In un’intervista del 2006, un anno dopo il ritiro unilaterale da Gaza deciso dal premier israeliano Ariel Sharon, Marco Pannella dimostrò, per l’ennesima volta, la sua proverbiale lungimiranza di Cassandra geopolitica. Raccontò infatti di avere litigato con gli israeliani che gli parlavano del ritiro dai territori occupati dicendo: «Comunque vada, è terra contro pace» e di avere risposto loro: «Vi sbagliate, sarà territori contro guerra».
Hamas aveva vinto da pochi mesi le elezioni legislative palestinesi e pochi mesi dopo avrebbe buttato fuori a cannonate Fatah da Gaza, facendone quella immonda conigliaia dell’odio antisemita e dell’arruolamento jihadista e quell’immenso scudo umano di due milioni di derelitti (erano la metà nel 2006), istruiti e comunque costretti alla buona morte combattente e al disciplinato servizio della propaganda umanitaria dei tagliagole.
Pannella era a quei tempi impegnato nella battaglia immaginifica per l’adesione di Israele all’Unione europea, come garanzia di sicurezza per gli ebrei e prospettiva di liberazione dei palestinesi dalla vittimizzazione e auto-vittimizzazione nella lotta antisionista.
L’iniziativa di Pannella non ebbe alcun esito e, col senno di poi, la si può giudicare troppo generosa verso la forza di attrazione e interposizione dell’Ue e troppo fiduciosa nelle radici europee dello stato ebraico, destinate se non a dissolversi, certo a rinsecchirsi nelle trasformazioni demografiche e socio-culturali a cui Israele sarebbe andato incontro negli anni successivi.
Ma Pannella aveva indubbiamente ragione a denunciare l’ingenuità pericolosa di uno scambio tra pace e terra, che non partisse dalla consapevolezza che senza liberare i palestinesi dalla cattività antisionista qualunque lembo di Palestina si sarebbe trasformato in un ulteriore avamposto della guerra contro Israele. Cioè, esattamente quel che successe a Gaza.
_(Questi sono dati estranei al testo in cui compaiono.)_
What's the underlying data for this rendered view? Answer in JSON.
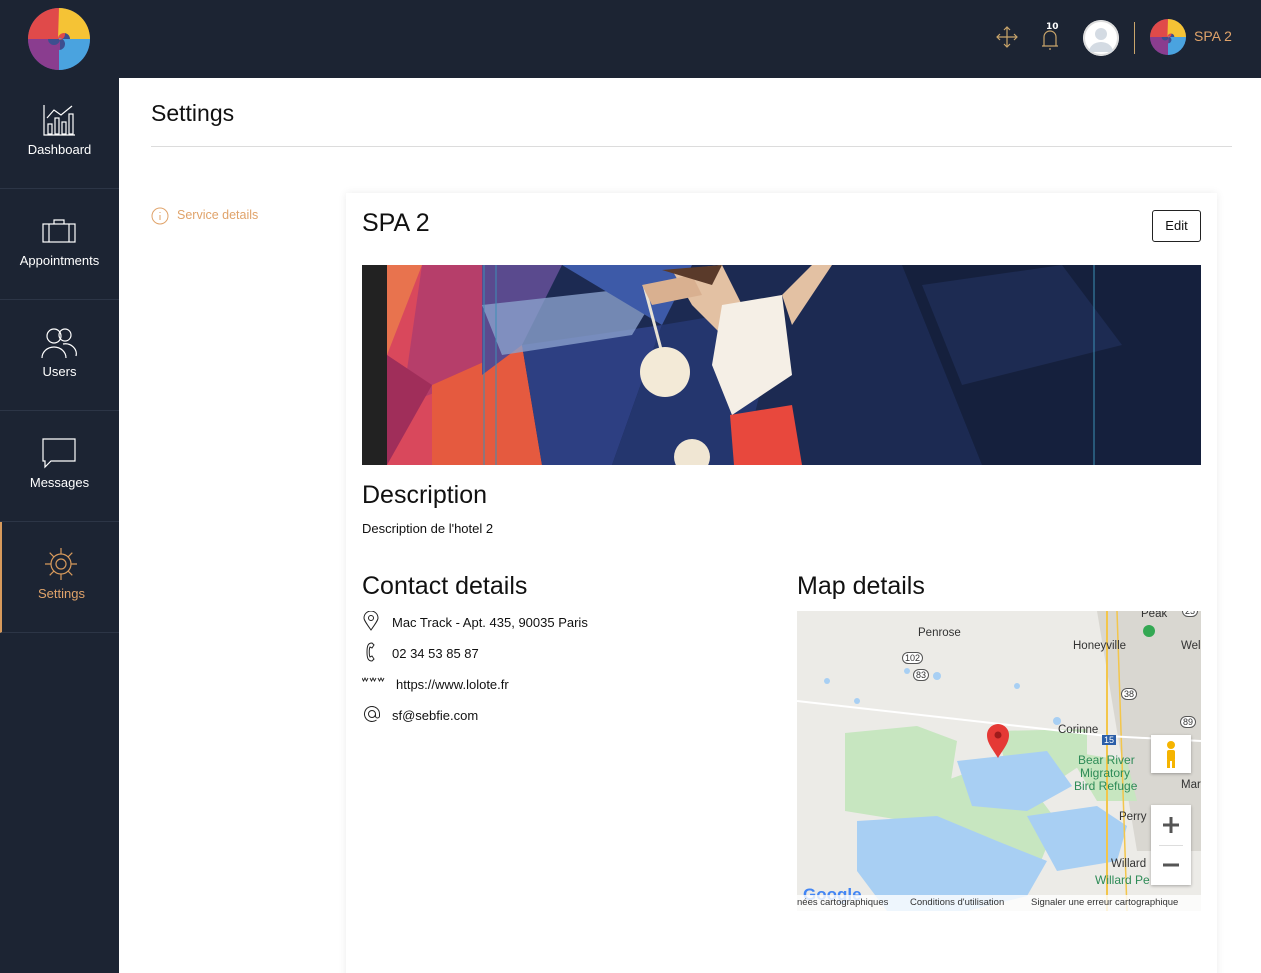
{
  "header": {
    "notification_count": "10",
    "org_name": "SPA 2",
    "icons": [
      "move-icon",
      "bell-icon",
      "user-avatar",
      "org-logo"
    ]
  },
  "sidebar": {
    "items": [
      {
        "label": "Dashboard",
        "icon": "chart-icon",
        "active": false
      },
      {
        "label": "Appointments",
        "icon": "briefcase-icon",
        "active": false
      },
      {
        "label": "Users",
        "icon": "users-icon",
        "active": false
      },
      {
        "label": "Messages",
        "icon": "chat-icon",
        "active": false
      },
      {
        "label": "Settings",
        "icon": "gear-icon",
        "active": true
      }
    ]
  },
  "page": {
    "title": "Settings"
  },
  "subnav": {
    "item_label": "Service details",
    "icon": "info-icon"
  },
  "card": {
    "title": "SPA 2",
    "edit_label": "Edit",
    "description_heading": "Description",
    "description_text": "Description de l'hotel 2",
    "contact_heading": "Contact details",
    "map_heading": "Map details",
    "contacts": [
      {
        "icon": "location-pin-icon",
        "text": "Mac Track - Apt. 435, 90035 Paris"
      },
      {
        "icon": "phone-icon",
        "text": "02 34 53 85 87"
      },
      {
        "icon": "www-icon",
        "text": "https://www.lolote.fr"
      },
      {
        "icon": "at-icon",
        "text": "sf@sebfie.com"
      }
    ]
  },
  "map": {
    "labels": {
      "penrose": "Penrose",
      "honeyville": "Honeyville",
      "corinne": "Corinne",
      "bear_river": "Bear River",
      "migratory": "Migratory",
      "bird_refuge": "Bird Refuge",
      "perry": "Perry",
      "willard": "Willard",
      "willard_pe": "Willard Pe",
      "peak": "Peak",
      "wel": "Wel",
      "mar": "Mar",
      "r102": "102",
      "r83": "83",
      "r38": "38",
      "r89": "89",
      "r15": "15",
      "r25": "25"
    },
    "footer": {
      "data": "nées cartographiques",
      "terms": "Conditions d'utilisation",
      "report": "Signaler une erreur cartographique"
    },
    "google": "Google"
  },
  "colors": {
    "sidebar_bg": "#1c2433",
    "accent": "#e0a36a",
    "active_nav": "#d79a5c"
  }
}
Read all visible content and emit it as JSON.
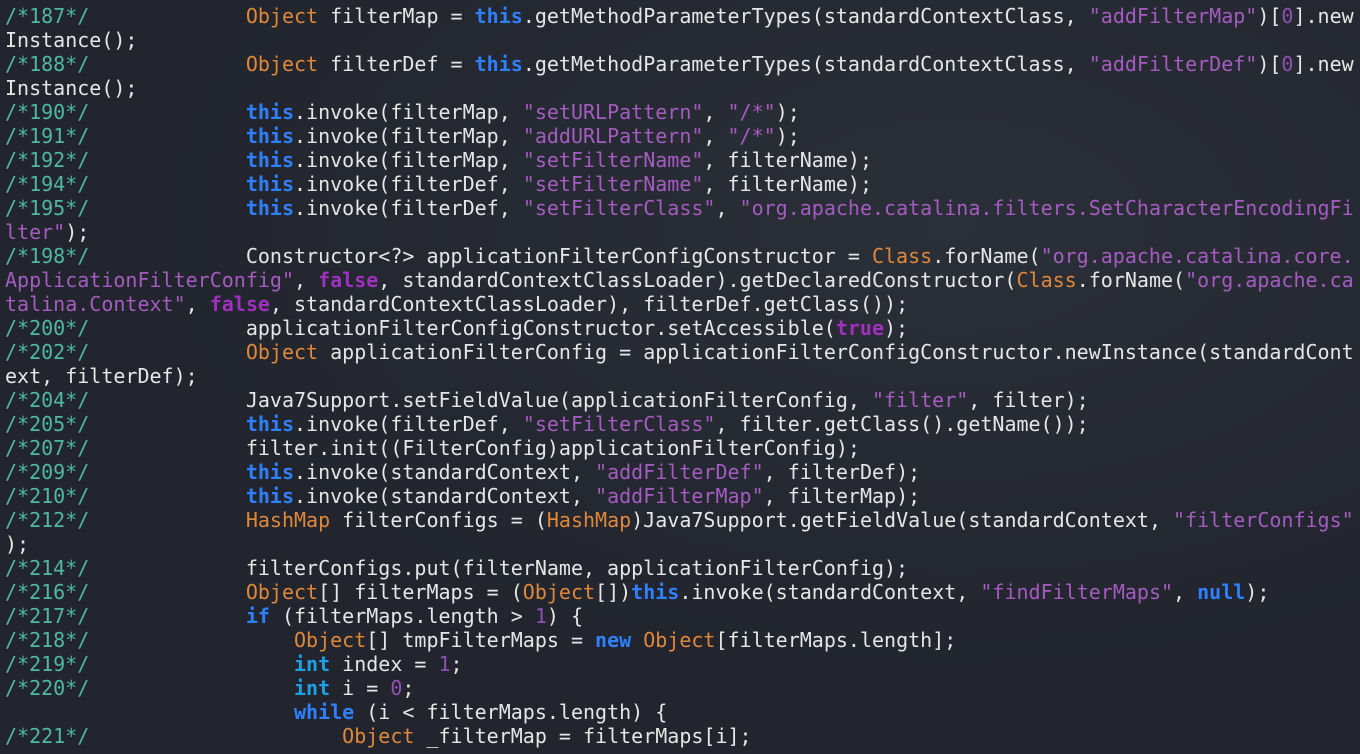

Quell’errore, che avrebbe diviso irrimediabilmente il fronte palestinese, congelato la situazione in un equilibrio precario e senza prospettive e giustificato la degradazione dell’ideale sionista nel nazionalismo etno-religioso della destra israeliana, nasceva dall’equivoco che fin dall’inizio, cioè dal 1947, portò soprattutto fuori da Israele a interpretare la questione palestinese come una questione nazionale, malgrado la terra della Palestina non abbia mai rappresentato l’obiettivo comune degli stati e delle élite arabe (palestinesi compresi), ma il pegno di un patto, apertamente dichiarato e pubblicamente rivendicato, contro l’affronto di quello stato ebraico che avrebbe dovuto sorgergli accanto.
La terra contesa è stata, fin dall’inizio, quella di Israele, non quella della Palestina, e offrire terra in cambio di pace, come si è ripetuto mille volte nella retorica negoziale, non sarebbe stato sufficiente finché la terra offerta – cioè, per gli arabi, semplicemente riconsegnata – non fosse stata quella di Israele.
L’islamizzazione della questione palestinese ha reso ancora più radicale questo scontro e mai come oggi «terra in cambio di pace», come «due popoli, due stati», suona come una giaculatoria ossessivamente ripetuta per esorcizzare lo spettro di una guerra il cui trofeo non è Gerusalemme, ma il sangue degli ebrei.